How Do We Go On?

Numbers 21:4–9, I John 3:14–21, preached by Rev. Jane McBride on March 10, 2024

The tension and drama in today’s passage from Numbers doesn’t just come out of the blue. After leaving slavery in Egypt, the people have been wandering in the desert for more than forty years. Imagine, forty years of hunger and thirst, heat and cold, diseases and exhaustion. Forty years of eating flaky white stuff. Poisonous snakes were just one more deadly threat. Many, many people had died along the way. The first generation that left Egypt was almost gone. Along the way, babies had been born and children had grown up.            

I feel kinship with the Israelites in the desert. Not their literal situation, but the way I imagine this time felt in their bodies and spirits. The frustration and helplessness of not having a timeline for resolution, not knowing when, or if, a better day would ever come. The exhaustion of living in crisis mode, coping with endless cycles of hope and despair. The feeling of being stuck and powerless. How do we go on through our desert seasons?

Desert times naturally bring up trust issues. The Israelites’ impatience and rebellion expressed a breakdown of relationship. The people had lost faith in Moses’ ability to lead them and God’s capacity to care for them. The storyteller believed that God sent the snakes. I think the snakes were just there, one of many dangers in the wilderness. The snakes triggered deep, difficult questions about God. If God is not rescuing us from this evil situation, who is God? What good is a God who doesn’t save us from danger and death?  

The word translated “poisonous serpents” also appears in the book of Isaiah, and refers to seraphs: burning, supernatural snake-like creatures that guard God’s throne.[1] In chapter 6, Isaiah describes the vision that called him to become a prophet: Seraphs were in attendance above God; each had six wings: with two they covered their faces, and with two they covered their feet, and with two they flew. And one called to another and said: ‘Holy, holy, holy is the Lord of hosts the whole earth is full of God’s glory.’” (Isaiah 6:1–3) In the presence of God’s holiness, Isaiah felt lost, unworthy and guilty. One of the seraphs flew to the prophet and touched his mouth with a burning coal—not to harm or punish him, but to purify his lips, and to put into his mouth the divine message.

I wonder if the ritual of raising the serpent (or seraph) on the pole fulfilled a similar function. The people looked directly at what was harming them. They gazed squarely at the threat of death. They confronted their hard questions about whether or not they could trust God and Moses and their future as a people. And they acknowledged their fear, despair, and exhaustion. In this process of this truth-telling, they experienced God’s healing. They discovered a God who loved them not by rescuing them from present and future danger, or by giving them timelines or guarantees, but by accompanying them faithfully through it all. They were touched by the seraph’s burning coal that energized and activated them, that empowered them to go on through adversity.

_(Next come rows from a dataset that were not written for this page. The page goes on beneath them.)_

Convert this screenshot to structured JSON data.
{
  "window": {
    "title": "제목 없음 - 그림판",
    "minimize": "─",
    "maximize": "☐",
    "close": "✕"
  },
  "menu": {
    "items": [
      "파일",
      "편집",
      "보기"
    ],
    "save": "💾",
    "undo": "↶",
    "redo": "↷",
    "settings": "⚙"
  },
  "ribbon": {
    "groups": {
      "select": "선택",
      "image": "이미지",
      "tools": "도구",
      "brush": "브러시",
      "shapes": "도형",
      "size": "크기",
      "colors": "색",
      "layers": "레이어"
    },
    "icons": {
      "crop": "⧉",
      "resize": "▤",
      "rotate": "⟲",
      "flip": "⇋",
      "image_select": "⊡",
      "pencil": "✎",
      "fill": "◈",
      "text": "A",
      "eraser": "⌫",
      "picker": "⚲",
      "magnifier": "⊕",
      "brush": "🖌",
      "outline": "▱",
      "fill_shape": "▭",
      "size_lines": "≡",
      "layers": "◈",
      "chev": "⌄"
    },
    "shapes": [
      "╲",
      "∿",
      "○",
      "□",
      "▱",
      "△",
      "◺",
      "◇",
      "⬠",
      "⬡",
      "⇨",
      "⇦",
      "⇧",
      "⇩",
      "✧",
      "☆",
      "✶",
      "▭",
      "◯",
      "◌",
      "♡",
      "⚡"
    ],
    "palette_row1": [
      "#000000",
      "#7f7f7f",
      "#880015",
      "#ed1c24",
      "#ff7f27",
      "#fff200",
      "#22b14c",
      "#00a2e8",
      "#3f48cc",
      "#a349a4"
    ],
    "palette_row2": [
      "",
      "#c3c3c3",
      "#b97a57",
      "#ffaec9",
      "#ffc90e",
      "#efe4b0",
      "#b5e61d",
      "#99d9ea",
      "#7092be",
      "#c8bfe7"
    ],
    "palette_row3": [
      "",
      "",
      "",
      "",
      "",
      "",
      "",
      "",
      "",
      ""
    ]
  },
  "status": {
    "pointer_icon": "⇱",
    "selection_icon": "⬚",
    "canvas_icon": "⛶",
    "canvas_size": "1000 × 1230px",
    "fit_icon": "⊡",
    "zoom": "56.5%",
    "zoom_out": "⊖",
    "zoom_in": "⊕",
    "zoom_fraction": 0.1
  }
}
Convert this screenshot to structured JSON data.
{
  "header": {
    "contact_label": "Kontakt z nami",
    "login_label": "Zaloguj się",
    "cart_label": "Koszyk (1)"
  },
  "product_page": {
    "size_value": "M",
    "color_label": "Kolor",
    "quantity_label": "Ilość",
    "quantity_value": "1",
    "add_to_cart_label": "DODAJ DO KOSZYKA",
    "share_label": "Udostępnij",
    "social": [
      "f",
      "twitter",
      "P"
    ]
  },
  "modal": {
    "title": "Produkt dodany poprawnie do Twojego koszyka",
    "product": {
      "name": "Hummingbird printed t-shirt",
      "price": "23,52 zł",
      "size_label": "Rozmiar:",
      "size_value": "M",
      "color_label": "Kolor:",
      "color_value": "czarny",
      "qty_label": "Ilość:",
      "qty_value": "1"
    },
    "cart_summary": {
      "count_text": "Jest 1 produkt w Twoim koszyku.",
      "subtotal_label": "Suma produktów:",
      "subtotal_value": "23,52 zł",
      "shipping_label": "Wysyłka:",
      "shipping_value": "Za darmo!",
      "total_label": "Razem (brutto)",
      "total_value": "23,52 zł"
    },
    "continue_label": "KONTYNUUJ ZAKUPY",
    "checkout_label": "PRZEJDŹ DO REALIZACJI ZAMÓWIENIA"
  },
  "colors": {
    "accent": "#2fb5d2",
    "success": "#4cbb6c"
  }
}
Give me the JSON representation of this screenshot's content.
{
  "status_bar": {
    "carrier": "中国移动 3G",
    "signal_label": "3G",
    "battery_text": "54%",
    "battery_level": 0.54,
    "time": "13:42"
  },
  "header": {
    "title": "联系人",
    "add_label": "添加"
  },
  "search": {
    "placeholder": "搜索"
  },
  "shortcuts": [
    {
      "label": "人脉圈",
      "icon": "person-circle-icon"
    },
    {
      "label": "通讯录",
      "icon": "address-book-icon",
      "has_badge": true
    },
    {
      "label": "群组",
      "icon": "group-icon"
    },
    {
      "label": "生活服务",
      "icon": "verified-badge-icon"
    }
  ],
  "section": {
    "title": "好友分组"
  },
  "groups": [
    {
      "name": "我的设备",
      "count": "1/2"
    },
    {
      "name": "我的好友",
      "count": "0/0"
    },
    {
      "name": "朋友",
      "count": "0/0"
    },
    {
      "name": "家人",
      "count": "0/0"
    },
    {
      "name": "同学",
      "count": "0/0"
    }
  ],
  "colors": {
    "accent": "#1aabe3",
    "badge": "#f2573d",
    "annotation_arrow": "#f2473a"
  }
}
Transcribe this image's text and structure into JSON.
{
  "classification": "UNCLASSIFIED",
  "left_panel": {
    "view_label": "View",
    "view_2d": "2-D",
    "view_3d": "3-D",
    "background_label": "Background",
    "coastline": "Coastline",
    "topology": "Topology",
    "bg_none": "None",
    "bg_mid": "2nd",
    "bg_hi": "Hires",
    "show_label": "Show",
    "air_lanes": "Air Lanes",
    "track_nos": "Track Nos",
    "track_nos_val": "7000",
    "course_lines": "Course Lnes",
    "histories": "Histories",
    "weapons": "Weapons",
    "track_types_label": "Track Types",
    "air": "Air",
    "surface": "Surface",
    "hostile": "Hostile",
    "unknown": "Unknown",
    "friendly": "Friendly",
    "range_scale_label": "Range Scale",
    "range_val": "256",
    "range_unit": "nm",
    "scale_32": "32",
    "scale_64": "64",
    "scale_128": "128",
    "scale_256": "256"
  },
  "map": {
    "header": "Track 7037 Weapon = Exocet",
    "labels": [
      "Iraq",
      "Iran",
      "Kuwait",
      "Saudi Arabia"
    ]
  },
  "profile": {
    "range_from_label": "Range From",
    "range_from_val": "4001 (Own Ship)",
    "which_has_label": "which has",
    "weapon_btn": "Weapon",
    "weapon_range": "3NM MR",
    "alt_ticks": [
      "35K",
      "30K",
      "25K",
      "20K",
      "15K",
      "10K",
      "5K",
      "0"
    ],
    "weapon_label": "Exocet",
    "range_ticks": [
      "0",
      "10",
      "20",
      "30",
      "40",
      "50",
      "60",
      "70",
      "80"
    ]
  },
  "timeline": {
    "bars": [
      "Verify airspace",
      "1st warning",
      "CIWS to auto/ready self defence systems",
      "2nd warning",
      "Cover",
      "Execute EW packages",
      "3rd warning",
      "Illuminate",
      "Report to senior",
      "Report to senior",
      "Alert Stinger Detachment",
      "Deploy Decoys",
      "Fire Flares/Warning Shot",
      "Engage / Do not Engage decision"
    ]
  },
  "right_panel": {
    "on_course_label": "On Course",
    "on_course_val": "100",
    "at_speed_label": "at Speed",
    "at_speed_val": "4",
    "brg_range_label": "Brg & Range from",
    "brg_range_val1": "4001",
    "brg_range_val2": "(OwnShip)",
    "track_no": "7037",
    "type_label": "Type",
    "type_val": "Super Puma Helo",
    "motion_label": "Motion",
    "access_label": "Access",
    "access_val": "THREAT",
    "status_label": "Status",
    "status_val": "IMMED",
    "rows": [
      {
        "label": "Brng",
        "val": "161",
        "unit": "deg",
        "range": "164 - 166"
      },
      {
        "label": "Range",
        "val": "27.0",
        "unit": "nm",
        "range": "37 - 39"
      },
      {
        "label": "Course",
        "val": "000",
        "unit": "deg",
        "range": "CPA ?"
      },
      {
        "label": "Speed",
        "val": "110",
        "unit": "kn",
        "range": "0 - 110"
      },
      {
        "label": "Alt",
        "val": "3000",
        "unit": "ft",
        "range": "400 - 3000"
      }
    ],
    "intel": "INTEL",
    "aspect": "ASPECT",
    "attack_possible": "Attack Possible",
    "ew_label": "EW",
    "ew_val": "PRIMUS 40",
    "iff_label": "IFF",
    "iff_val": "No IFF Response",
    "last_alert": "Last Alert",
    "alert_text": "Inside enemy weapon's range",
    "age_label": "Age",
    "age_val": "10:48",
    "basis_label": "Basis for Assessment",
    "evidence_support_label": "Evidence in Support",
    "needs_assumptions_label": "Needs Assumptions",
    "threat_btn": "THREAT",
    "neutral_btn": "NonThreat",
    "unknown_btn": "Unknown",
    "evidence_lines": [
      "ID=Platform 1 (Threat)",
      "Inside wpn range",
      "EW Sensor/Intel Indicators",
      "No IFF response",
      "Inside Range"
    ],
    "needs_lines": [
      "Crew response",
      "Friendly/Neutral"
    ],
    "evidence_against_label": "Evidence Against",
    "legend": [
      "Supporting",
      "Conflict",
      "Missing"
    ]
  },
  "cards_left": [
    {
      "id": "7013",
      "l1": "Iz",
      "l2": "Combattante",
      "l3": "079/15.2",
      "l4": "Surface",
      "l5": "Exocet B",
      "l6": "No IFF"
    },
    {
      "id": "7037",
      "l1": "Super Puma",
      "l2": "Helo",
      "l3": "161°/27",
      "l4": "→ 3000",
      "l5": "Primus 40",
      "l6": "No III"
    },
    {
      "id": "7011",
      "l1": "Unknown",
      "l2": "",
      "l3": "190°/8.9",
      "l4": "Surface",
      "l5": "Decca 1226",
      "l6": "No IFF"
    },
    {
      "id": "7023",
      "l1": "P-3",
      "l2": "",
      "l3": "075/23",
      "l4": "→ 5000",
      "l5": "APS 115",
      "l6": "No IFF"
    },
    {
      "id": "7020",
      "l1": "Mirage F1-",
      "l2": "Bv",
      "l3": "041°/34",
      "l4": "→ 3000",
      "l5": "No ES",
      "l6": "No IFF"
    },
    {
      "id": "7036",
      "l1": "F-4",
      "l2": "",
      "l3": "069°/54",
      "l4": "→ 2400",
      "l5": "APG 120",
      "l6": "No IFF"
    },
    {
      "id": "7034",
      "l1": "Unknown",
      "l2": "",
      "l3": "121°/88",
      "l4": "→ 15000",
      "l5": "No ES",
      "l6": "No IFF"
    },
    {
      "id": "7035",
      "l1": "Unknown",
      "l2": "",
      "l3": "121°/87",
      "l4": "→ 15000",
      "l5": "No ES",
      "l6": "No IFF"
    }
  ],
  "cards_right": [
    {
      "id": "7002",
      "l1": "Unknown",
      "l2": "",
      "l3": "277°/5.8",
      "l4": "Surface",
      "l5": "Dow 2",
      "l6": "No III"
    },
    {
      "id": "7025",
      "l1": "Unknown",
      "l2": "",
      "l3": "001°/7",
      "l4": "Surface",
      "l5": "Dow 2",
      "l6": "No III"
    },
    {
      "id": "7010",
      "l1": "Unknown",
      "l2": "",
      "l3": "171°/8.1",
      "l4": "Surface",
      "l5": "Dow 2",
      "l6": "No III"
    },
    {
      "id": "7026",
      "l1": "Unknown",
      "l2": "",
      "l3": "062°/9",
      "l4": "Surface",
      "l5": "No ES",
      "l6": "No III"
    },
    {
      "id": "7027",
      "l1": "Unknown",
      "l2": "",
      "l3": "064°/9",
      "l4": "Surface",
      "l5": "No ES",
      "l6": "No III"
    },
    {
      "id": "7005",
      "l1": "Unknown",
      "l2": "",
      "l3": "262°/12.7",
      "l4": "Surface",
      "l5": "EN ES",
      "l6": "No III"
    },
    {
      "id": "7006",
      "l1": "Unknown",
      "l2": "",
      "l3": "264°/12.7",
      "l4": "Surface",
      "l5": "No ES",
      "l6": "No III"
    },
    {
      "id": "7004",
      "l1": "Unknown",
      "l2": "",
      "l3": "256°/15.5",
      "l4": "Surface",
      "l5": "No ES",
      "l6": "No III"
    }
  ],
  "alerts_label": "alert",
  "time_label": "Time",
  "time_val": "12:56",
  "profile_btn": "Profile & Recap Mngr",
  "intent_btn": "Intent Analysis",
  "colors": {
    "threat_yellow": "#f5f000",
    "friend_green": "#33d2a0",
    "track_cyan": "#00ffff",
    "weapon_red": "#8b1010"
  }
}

The Gospel writer, John, compares Jesus on the cross to the serpent lifted up in the wilderness. We Protestants tend to gravitate toward empty crosses, as opposed to the Catholic reverence of the cross with the body of Jesus on it. Perhaps that is unfortunate. What I hear the Gospel writer saying is that we must look at the pain in this world, summed up by the image of Jesus on the cross. We must tell the truth about empire’s ways of silencing, exploiting, and torturing the vulnerable—and our complicity in this abuse. Looking at this difficult reality we will also see in the open arms of Jesus, the unequivocal expression of God’s love for the whole world. This divine compassion will heal us, calling forth our voices and empowering us to resist and persist.

In a few minutes, Tim Danz will offer a reflection about our reparations work as a congregation. And after worship today, we’ll have a chance to hear more about the Indian Recovery Act. Even now some folks refuse to use the word “genocide” to describe what white ancestors did to native peoples in this country. Or to acknowledge that white people and institutions amassed wealth through the theft of enslaved Africans’ labor and lives. The consequence of our collective inability to name what is true keeps our wounds from healing. We can’t mend what we won’t look at. And so the suffering goes on. We continue to bear the deep, festering spiritual injury which is made manifest in our lack of trust in God, in each other, in our leaders, and in our future as a people. The question before us is, what sort of ancestors do we want to be?

The same dynamic is at work in events unfolding in Gaza. It is time to clearly name what the Netanyahu government is doing as genocide. And to recognize that our tax dollars are funding this genocide. This genocide is harming everyone, including the Israeli people. As long as this horror continues, hostages yet to be returned, Hamas will not be defeated, disarmed, or discredited. And peace and safety will be impossible for both sides.

Friends, Lent is a time to engage in spiritual practice that creates space within ourselves to look at hard truths rather than avoiding them. What are the snakes threatening you, eroding your trust in God and community?It’s inspiring and moving to me to get a glimpse, through the Lenten covenants and our small group gatherings and everyday conversations, of all the ways we as a congregation are confronting our wounds, seeking healing, finding our voices, and taking action to become the sort of ancestors this world needs. Together, trusting in our God of compassion and liberation, let us go on. Amen.